Wiele komentarzy wywołał materiał BBC, w którym stacja opowiada historię “spotkania skrajnie prawicowych ekstremistów” w Londynie. Tym mianem telewizja określiła Targi Książki, które odbyły się w Slough w listopadzie 2017 r. W wydarzeniu uczestniczył m. in. publicysta Witold Gadowski, a także Wojciech Sumliński.
Reportaż telewizji BBC o Polsce został zatytułowany “Czy Polska się putinizuje?”. Jak poinformował członek Klubu Jagiellońskiego, Bartosz Bryski, jego producentką była prawdopodobnie Maya Rostowska, córka byłego ministra finansów, Jacka Rostowskiego.
Materiał skomentowała polska ambasada w Londynie. “Ambasada RP w Londynie informuje, że nie popiera jakiejkolwiek skrajnej retoryki czy to antymuzułmańskiej czy to antyimigracyjnej” – czytamy w oświadczeniu. Placówka wskazuje, że wsparcie, jakie zostało udzielone organizatorom, było motywowane dobrą wiarą. Targi otrzymały dofinansowanie w wysokości 1019,39 GBP z funduszy polonijnych MSZ.
Portal wPolityce.pl zapytał Gadowskiego, co sądzi o materiale BBC. – Wygląda na to, że jakieś środowisko lewicowe, a nawet lewackie zrobiło donos do BBC wyolbrzymiając pewne fakty. Usiłuje na tym wypłynąć i zablokować wizyty polskich autorów w Wielkiej Brytanii. Lewica zauważyła, że polscy autorzy mają duży wpływ na kształtowanie poglądów Polonii. Zarzucanie autorom, którzy pojawiają się na Wyspach, że są ksenofobami i nacjonalistami jest brednią ocierającą się o przestępstwo. Byłem na targach książki w Slough. Nie wiem jednak jakim cudem można mnie nazwać nacjonalistą czy ksenofobem, a tym bardziej rasistą, biorąc pod uwagę to co piszę i mówię – stwierdza publicysta.
Według Witolda Gadowskiego, mamy do czynienia z “lewacką dyktaturą”: – Orwell byłby zdziwiony, że „postępy postępu” w jego ojczyźnie są aż tak wielkie. Jeżeli chcemy zachować naszą wolność musimy z tym walczyć osobistą, bo to zakrawa na jakąś lewacką dyktaturę.

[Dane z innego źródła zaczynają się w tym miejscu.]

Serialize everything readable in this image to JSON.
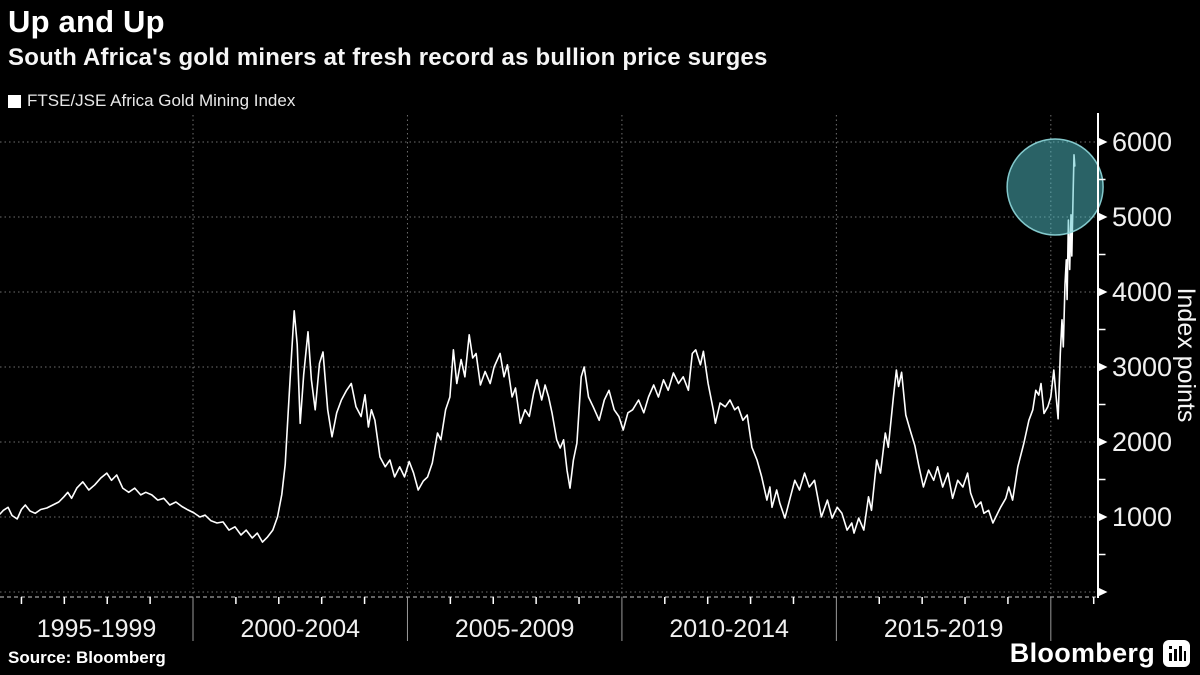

Publicysta odnosi się także do tekstu “Gazety Wyborczej” pt. “Polska opłaca rasistów”, w którym zarzucono polskiej ambasadzie w Londynie, iż opłaciła spotkanie “prawicowych ekstremistów”. – Artykuł jest agresywny, kłamliwy i ideologiczny. Nie czuję się rasistą ani ksenofobem. Nawet nie czuję się związany z myśleniem narodowym w sensie idei narodowej. Zawsze uważałem się za chadeka. Zarzucanie mi tego typu rzeczy jest bzdurne. Jest to element większej gry, która odbywa się w Europie i ma na celu zamknięcie ust wszelkim środowiskom konserwatywnym – stwierdza Gadowski.